Correct development of the nose is necessary for detection of environmental odorants but is also crucial for maturation and function of the reproductive system. In fact, during embryonic development a population of neurons, called gonadotropin-releasing hormone-1 neurons (GnRH-1), migrate from the nose to the brain. Once in the brain, these neurons control the reproductive axis. Genetic defects that affect the formation of the nasal/olfactory structures, as well as migration, survival and/or function of GnRH-1 neurons lead to aberrant sexual development and sterility. Our understanding of who are the stem cells and what is the embryonic origin in the developing nose has only recently began, which leaves many blanks yet to be filled.
Formation of the nose is the result of communication and interaction of contributing cells of different embryonic origin, in particular placodal cells (which form most of the olfactory/vomeronasal epithelium) and neural crest cells (which give rise to bones, cartilage and olfactory glia cells). Defects in craniofacial development, olfaction and sexual development have been linked in a growing number of human syndromes.

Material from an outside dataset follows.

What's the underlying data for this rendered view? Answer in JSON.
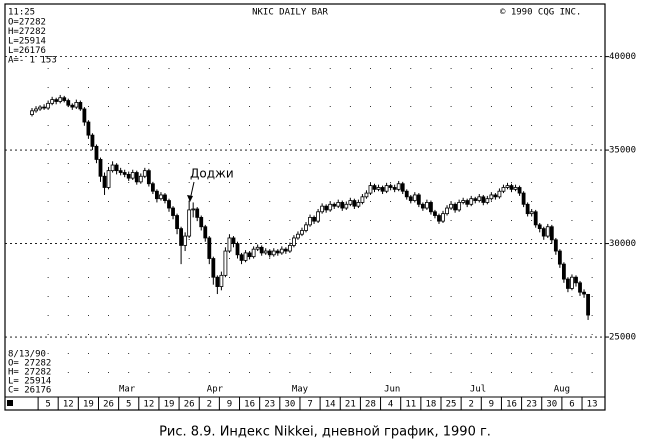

Our lab is interested in unravelling:
- What are the different cell populations in the nasal area, and what is their role during embryonic development?
- What is the role played by different cell types in normal and pathological development of the olfactory and GnRH-1 system?
- How do neurons in the nose acquire their specific identity? What signals control their terminal differentiation?
- Which genes are involved, and what are the molecular mechanisms at the base of placodal/neural crest interaction and the determination of neurogenic niches?
Our investigative approach is based on in vivo and ex-vivo observations using mouse lines carrying genetic mutations that mimic human developmental pathologies as well as animal models that allow us to selectively trace or genetically manipulate specific cells types.